While a certain number of patients in the CRSU will be transferring to the National Rehabilitation Hospital or other care settings, it is envisaged that the majority will be discharged home.

“I will be doing rounds in Nenagh once a week and we will meet as a multi-disciplinary team to discharge plan and set goals and help the patients to recover and move on. This group of patients may have complex discharge needs but, away from the extremely busy environment of UHL and with the improved access to therapies available in Nenagh, I believe there will be a better focus on those needs including the social care needs of some patients,” said Prof Watts.

“We need to look at the long-term for our model 2 hospitals and where they can play a hugely important role in meeting the needs of our rapidly ageing population. In the MidWest, we are unique in that we have one model 4 and three model 2 hospitals. There are 10 model 2 hospitals in the country and we have three of them, constituting half of our total medical beds. We are in a situation where 150 of our medical beds are in our model 2 hospitals, which don’t have anaesthetic cover. In addition, we have one of the most pressurised hospitals in the country in UHL and we need to look at using the medical beds in the model 2 hospitals in a smarter way. The Cataract Centre has been very positive for Nenagh Hospital on the surgery side and I think the CRSU potentially could come to be viewed in a similar way. It is a small step to begin with but once we begin to collect our data, we hope to be able to reduce the number of long stays. If we can adjust for demand and show the model is working, there is no reason why we cannot take a similar approach in Ennis,” said Prof Watts.

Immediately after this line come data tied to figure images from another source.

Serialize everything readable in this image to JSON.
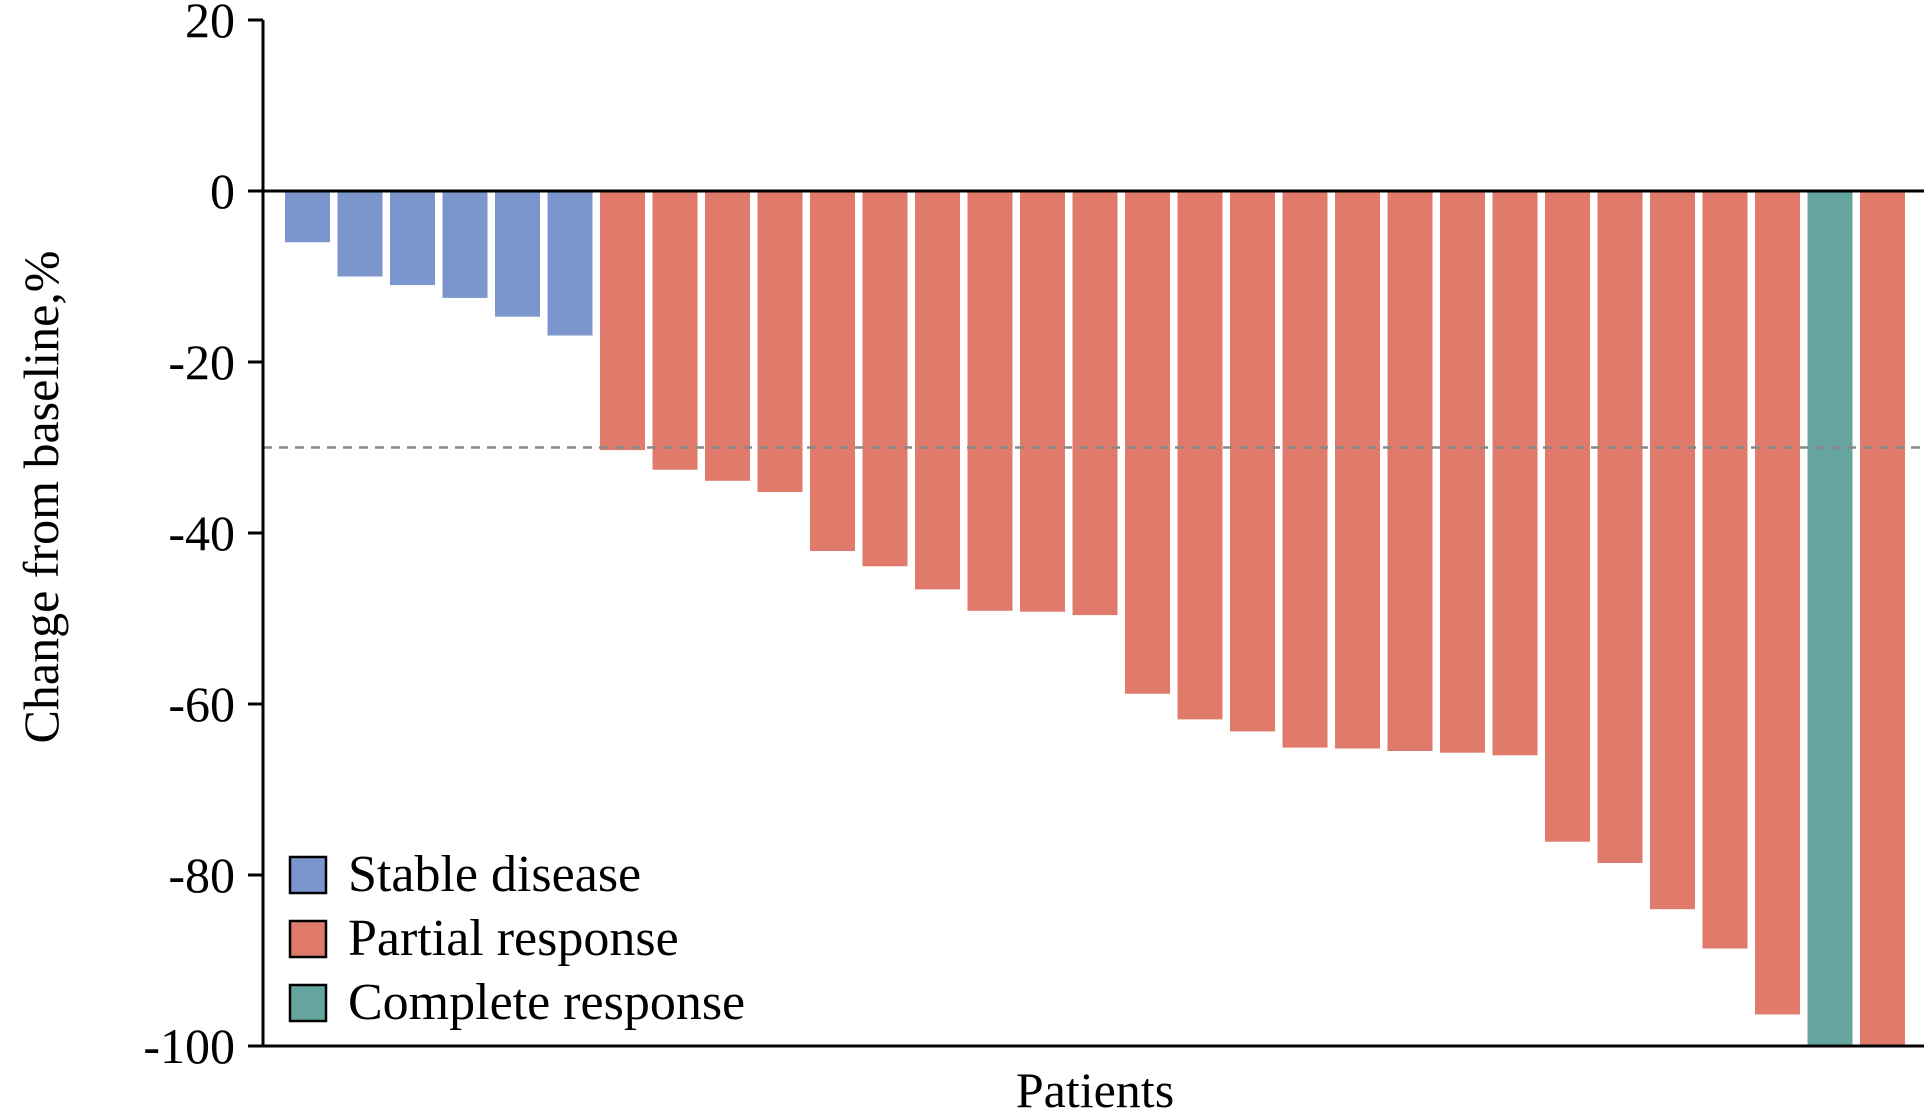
{
  "chart_data": {
    "type": "bar",
    "title": "",
    "xlabel": "Patients",
    "ylabel": "Change from baseline,%",
    "ylim": [
      -100,
      20
    ],
    "yticks": [
      20,
      0,
      -20,
      -40,
      -60,
      -80,
      -100
    ],
    "reference_line": {
      "value": -30,
      "style": "dashed"
    },
    "zero_line": 0,
    "grid": false,
    "legend_position": "bottom-left",
    "legend": [
      {
        "label": "Stable disease",
        "color": "#7b96cd"
      },
      {
        "label": "Partial response",
        "color": "#e07b6c"
      },
      {
        "label": "Complete response",
        "color": "#66a59f"
      }
    ],
    "bars": [
      {
        "value": -6,
        "category": "Stable disease"
      },
      {
        "value": -10,
        "category": "Stable disease"
      },
      {
        "value": -11,
        "category": "Stable disease"
      },
      {
        "value": -12.5,
        "category": "Stable disease"
      },
      {
        "value": -14.7,
        "category": "Stable disease"
      },
      {
        "value": -16.9,
        "category": "Stable disease"
      },
      {
        "value": -30.3,
        "category": "Partial response"
      },
      {
        "value": -32.6,
        "category": "Partial response"
      },
      {
        "value": -33.9,
        "category": "Partial response"
      },
      {
        "value": -35.2,
        "category": "Partial response"
      },
      {
        "value": -42.1,
        "category": "Partial response"
      },
      {
        "value": -43.9,
        "category": "Partial response"
      },
      {
        "value": -46.6,
        "category": "Partial response"
      },
      {
        "value": -49.1,
        "category": "Partial response"
      },
      {
        "value": -49.2,
        "category": "Partial response"
      },
      {
        "value": -49.6,
        "category": "Partial response"
      },
      {
        "value": -58.8,
        "category": "Partial response"
      },
      {
        "value": -61.8,
        "category": "Partial response"
      },
      {
        "value": -63.2,
        "category": "Partial response"
      },
      {
        "value": -65.1,
        "category": "Partial response"
      },
      {
        "value": -65.2,
        "category": "Partial response"
      },
      {
        "value": -65.5,
        "category": "Partial response"
      },
      {
        "value": -65.7,
        "category": "Partial response"
      },
      {
        "value": -66,
        "category": "Partial response"
      },
      {
        "value": -76.1,
        "category": "Partial response"
      },
      {
        "value": -78.6,
        "category": "Partial response"
      },
      {
        "value": -84,
        "category": "Partial response"
      },
      {
        "value": -88.6,
        "category": "Partial response"
      },
      {
        "value": -96.3,
        "category": "Partial response"
      },
      {
        "value": -100,
        "category": "Complete response"
      },
      {
        "value": -100,
        "category": "Partial response"
      }
    ]
  }
}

The launch of this initiative delivers an important immediate dividend for all patients in Nenagh, who will also benefit from the increased allied health resources.

Fiona Steed, Allied Health Lead, UL Hospitals Group, said: “This initiative has allowed us to bolster the allied health staff at Nenagh hospital and provide improved quality of care and better patient outcomes throughout the hospital. The occupational therapy, medical social work staff and, in the near future, speech and language therapists will work alongside and complement the existing physiotherapy service and emerging dietetics service. Having a full multi-disciplinary team at Nenagh Hospital will be of enormous benefit to all.

Paula Cussen Murphy, General Manager, Unscheduled Care, UL Hospitals Group, said: “We are delighted to move forward with this development for the people of the MidWest. It is an important initiative for patients and enables us to move patients to CRSU to continue their ongoing care and discharge planning while making beds available for the next acute admission in UHL”.

Cathrina Ryan, Operational Director of Nursing, Nenagh Hospital, said: “The allied health professional support that has been secured with this initiative is of great benefit to all patients being cared for in Nenagh Hospital. It is also a great advantage to have structured multidisciplinary team meetings to adequately review and plan next stages of care. The varied and complex care needs of these patients are a great opportunity for staff to develop their skills with enhanced training and development to enable these patients to be cared for in Nenagh Hospital.